Doppelirrtum
Als Doppelirrtum wird im Strafrecht eine Irrtumskonstellation bezeichnet, bei der der Täter nicht nur irrtümlich vom Vorliegen der tatsächlichen Voraussetzungen eines Rechtfertigungsgrundes ausgeht, sondern auch über die Reichweite des Rechtfertigungsgrundes irrt - mithin sowohl einem sogenannten Erlaubnistatbestandsirrtum als auch einem Erlaubnisirrtum in Form des Erlaubnisgrenzirrtums unterliegt.
Ausgangsfall
A meint im Dunkeln, einen Dieb in seinem Garten zu erkennen. Er ist besorgt und feuert ohne Vorwarnung einen Schuss auf die Person ab. Er glaubt, hierzu zum Schutze seines Heims berechtigt zu sein. Bei dem vermeintlichen Dieb handelte es sich aber um seinen Sohn, der nach einer langen Zechtour nach Hause kommt. Der Sohn stirbt an Ort und Stelle.
Rechtliche Behandlung
Allgemeine rechtliche Behandlung
Strafrechtlich werden in solchen Konstellationen die Grundsätze des Verbotsirrtums angewandt, § 17 StGB.[1] Entscheidend für die Strafbarkeit des irrtümlich Handelnden ist daher, ob sein Verbotsirrtum unvermeidbar war und damit sein Verschulden ausscheidet.
Dahinter steht der Gedanke, dass auch bei Vorliegen eines echten Einbrechers das Notwehrrecht des Täters an der fehlenden Erforderlichkeit der Notwehrhandlung scheitern würde. Damit soll eine Privilegierung des Täters durch Anwendung der vorherrschenden Lösungsansätze zur dogmatischen Behandlung des Erlaubnistatbestandsirrtums vermieden werden.
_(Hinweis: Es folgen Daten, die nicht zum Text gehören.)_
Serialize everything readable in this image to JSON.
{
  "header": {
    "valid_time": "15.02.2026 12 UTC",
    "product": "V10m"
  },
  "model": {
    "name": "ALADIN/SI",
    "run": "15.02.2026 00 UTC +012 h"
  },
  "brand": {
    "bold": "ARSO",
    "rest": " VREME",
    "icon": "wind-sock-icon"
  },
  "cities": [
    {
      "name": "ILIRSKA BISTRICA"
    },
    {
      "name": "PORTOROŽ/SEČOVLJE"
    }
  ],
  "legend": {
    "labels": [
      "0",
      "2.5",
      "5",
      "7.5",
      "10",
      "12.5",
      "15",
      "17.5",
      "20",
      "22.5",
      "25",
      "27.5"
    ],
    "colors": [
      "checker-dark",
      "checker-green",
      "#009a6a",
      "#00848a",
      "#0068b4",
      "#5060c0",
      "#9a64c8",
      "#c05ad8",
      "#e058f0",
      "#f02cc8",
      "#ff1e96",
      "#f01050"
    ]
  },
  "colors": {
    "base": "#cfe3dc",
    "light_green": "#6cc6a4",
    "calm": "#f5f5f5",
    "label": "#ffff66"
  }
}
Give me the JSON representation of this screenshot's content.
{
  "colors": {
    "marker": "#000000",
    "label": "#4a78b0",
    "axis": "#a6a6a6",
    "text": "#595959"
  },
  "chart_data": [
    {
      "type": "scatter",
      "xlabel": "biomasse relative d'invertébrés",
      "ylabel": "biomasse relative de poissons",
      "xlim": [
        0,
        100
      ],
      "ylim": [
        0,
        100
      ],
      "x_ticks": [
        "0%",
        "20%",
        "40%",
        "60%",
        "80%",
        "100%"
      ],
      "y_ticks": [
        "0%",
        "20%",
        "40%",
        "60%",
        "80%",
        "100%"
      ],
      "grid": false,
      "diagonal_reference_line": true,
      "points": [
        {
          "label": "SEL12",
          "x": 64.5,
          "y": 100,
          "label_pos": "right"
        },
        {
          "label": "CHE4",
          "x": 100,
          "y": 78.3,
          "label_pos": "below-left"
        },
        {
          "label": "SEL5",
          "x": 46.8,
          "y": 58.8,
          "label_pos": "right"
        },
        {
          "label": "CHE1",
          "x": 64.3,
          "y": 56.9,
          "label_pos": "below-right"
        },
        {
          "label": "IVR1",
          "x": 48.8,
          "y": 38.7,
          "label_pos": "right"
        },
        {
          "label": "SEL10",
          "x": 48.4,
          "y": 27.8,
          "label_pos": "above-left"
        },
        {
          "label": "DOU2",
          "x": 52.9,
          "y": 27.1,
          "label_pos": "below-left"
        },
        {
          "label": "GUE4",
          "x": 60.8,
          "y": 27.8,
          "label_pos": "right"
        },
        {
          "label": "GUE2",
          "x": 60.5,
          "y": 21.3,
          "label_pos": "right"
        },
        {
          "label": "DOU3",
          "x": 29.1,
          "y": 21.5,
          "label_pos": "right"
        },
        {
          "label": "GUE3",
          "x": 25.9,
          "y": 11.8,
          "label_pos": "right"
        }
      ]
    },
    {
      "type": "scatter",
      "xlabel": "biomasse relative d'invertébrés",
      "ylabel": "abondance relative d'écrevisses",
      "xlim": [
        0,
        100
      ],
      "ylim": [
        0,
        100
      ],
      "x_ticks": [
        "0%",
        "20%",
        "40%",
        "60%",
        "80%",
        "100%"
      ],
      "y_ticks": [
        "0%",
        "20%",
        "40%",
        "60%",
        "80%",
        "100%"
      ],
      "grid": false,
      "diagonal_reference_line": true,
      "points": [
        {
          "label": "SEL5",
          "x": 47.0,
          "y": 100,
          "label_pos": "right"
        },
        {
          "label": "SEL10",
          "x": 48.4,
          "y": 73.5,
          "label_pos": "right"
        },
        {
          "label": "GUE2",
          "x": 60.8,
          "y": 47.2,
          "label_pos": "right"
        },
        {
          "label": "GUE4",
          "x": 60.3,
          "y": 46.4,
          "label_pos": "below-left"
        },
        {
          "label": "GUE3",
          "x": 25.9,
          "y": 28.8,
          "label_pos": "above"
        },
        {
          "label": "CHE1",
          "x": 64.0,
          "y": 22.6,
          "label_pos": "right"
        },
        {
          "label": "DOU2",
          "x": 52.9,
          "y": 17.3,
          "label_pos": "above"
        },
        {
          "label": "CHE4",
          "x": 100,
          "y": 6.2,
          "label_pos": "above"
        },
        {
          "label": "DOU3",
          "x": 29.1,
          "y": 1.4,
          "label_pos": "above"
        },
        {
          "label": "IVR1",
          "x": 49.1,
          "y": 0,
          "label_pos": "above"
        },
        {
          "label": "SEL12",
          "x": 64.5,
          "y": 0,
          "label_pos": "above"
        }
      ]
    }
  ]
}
Anwendung auf den Ausgangsfall
A geht irrtümlich davon aus, dass ein Angriff im Sinne des deutschen Notwehrparagraphen nach § 32 StGB auf sein Eigentum vorliegt, zumindest ein Hausfriedensbruchs nach § 123 StGB vorläge. Tatsächlich will sein Sohn den Garten überwinden, der aber mit dem konkludenten Einverständnis des A. Hypothetisch wäre die Vorstellung des A zutreffend, wenn an die Stelle des Sohnes ein Täter treten würde. Dieser Irrtum über das Vorliegen der tatsächlichen Voraussetzungen eines anerkannten Rechtfertigungsgrundes führt zu einem Erlaubnistatbestandsirrtum. Darüber hinaus glaubt A, zu einem nicht erforderlichen Todesschuss berechtigt zu sein. Damit irrt er über die rechtlichen Grenzen eines Rechtfertigungsgrundes, was zu einem Erlaubnisirrtum führt. Zur Vermeidung der Privilegierung des A wird § 17 StGB (Verbotsirrtum) angewendet. Der Irrtum war hier unter Berücksichtigung der Gesamtumstände vermeidbar, so dass sich A wegen Totschlags nach § 212 Abs. 1 StGB strafbar gemacht hat.
Einzelnachweise
- ↑ Johannes Wessels, Werner Beulke: Strafrecht Allgemeiner Teil. 37. Auflage. C.F. Müller Verlag, Heidelberg 2007, ISBN 978-3-8114-9220-2, Rn. 485ff.